橋口キュウ舎の大仲(休憩所)で、その週の出走馬の談話を聞いていた時、不意にトレーナーの携帯電話が鳴った。
「はい。ええ。いい感じできています。よろしくお願いします」
相手は横山典だった。
「
ワンアンドオンリーの調子はどうかって。レース(
中京記念)までまだ1か月もあるこの時期に、気にかけてくれるのはうれしいですね」
エージェントをつけていないからという事情もあるのかもしれないが、当代きっての名手が、わざわざレースの1か月も前に、GIIIに出走する騎乗馬の近況を尋ねてくるのは、管理調教師にとってみれば、うれしいと同時に心強い思いだろう。
そもそも2歳未勝利戦V以来、3年10か月ぶりとなるマイル戦に出走する
キッカケになったのが、他ならぬ横山典の進言だった。
「前走(
目黒記念10着)後に、ノリさんが“この馬、まだやれるよ”ってアツく語ってくれて。20分ぐらい話し込みましたかね。ノリさんは以前から短い距離のほうがいいと思っていたらしい。

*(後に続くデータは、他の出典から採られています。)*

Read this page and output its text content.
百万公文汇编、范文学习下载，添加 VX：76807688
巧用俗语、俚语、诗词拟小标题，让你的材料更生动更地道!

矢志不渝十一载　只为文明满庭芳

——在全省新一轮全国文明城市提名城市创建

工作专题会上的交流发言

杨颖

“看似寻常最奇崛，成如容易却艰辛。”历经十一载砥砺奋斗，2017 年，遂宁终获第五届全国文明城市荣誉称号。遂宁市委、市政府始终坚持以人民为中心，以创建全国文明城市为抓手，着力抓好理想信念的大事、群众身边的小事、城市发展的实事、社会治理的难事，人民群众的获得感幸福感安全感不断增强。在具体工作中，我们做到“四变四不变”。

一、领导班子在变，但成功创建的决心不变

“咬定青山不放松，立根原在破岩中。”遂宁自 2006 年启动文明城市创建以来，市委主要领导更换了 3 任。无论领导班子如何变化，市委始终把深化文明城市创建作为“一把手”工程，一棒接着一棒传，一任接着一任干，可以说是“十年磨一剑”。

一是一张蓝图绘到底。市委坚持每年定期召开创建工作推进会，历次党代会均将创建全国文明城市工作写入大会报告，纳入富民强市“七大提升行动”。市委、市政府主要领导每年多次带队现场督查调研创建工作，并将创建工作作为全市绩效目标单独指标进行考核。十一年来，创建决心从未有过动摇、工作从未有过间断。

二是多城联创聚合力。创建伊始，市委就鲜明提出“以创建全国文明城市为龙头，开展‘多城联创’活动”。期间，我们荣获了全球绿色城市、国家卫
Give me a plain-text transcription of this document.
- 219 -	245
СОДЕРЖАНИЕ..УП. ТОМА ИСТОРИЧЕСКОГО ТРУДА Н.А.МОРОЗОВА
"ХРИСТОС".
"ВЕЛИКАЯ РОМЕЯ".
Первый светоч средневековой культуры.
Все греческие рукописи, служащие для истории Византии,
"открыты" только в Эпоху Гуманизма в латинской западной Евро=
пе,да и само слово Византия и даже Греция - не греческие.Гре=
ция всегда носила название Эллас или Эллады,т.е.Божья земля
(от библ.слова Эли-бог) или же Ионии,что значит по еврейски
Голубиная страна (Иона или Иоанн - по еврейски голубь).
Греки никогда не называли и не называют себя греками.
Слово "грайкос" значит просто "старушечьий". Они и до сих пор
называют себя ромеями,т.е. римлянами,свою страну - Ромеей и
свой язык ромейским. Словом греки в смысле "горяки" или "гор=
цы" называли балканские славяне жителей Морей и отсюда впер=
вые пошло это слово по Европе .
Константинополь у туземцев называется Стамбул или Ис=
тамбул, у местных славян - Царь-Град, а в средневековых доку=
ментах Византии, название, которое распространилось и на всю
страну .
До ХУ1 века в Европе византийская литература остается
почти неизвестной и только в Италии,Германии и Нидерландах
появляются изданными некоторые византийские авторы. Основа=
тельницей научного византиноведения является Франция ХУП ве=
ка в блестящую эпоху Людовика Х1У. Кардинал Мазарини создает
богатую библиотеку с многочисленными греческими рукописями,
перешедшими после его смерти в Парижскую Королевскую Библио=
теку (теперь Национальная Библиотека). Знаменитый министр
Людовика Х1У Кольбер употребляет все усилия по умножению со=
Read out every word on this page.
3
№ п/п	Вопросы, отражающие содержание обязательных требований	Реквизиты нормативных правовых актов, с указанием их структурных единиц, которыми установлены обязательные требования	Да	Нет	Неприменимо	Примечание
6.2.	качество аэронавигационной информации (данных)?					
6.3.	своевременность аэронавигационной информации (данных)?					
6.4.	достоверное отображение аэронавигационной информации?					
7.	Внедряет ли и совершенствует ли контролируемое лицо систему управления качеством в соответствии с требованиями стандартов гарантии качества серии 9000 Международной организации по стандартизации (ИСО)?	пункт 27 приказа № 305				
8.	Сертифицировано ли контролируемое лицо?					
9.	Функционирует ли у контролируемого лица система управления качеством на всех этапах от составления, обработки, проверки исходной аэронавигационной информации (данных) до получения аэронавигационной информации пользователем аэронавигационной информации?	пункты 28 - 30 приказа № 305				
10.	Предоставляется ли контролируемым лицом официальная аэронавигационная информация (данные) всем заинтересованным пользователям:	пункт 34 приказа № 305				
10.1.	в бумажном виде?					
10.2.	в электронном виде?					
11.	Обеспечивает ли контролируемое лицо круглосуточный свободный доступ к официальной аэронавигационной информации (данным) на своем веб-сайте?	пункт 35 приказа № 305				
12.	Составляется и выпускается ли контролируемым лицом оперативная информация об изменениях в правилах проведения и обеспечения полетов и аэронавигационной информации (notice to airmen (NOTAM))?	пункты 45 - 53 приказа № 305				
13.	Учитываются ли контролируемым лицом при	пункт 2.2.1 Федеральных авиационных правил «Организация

中京記念はどうかって提案してくれたのもノリさんです」と橋口調教師。
近走が冴えないとはいえ、仮にもダービー馬である以上、ハンデを背負う側の立場になるし、長距離戦から一気の距離短縮にうまく対応できるか不安は残る。が、これまで数え切れないぐらいの競走馬の本質を見抜き、それを陣営に
サジェスチョンして、結果を残してきたベテランの
ジャッジが、気になるのもまた事実だ。
「今までモタれる面を見せていましたけど、今はそれが全くないですからね。前回より状態はいいですよ。もうブリンカーも着けませんし、あとはノリさんの言うことにかけてみたいです」(橋口調教師)
果たしてダービー馬
ワンアンドオンリーがどんな走りを見せるのか。今年の
中京記念の見どころのひとつになる。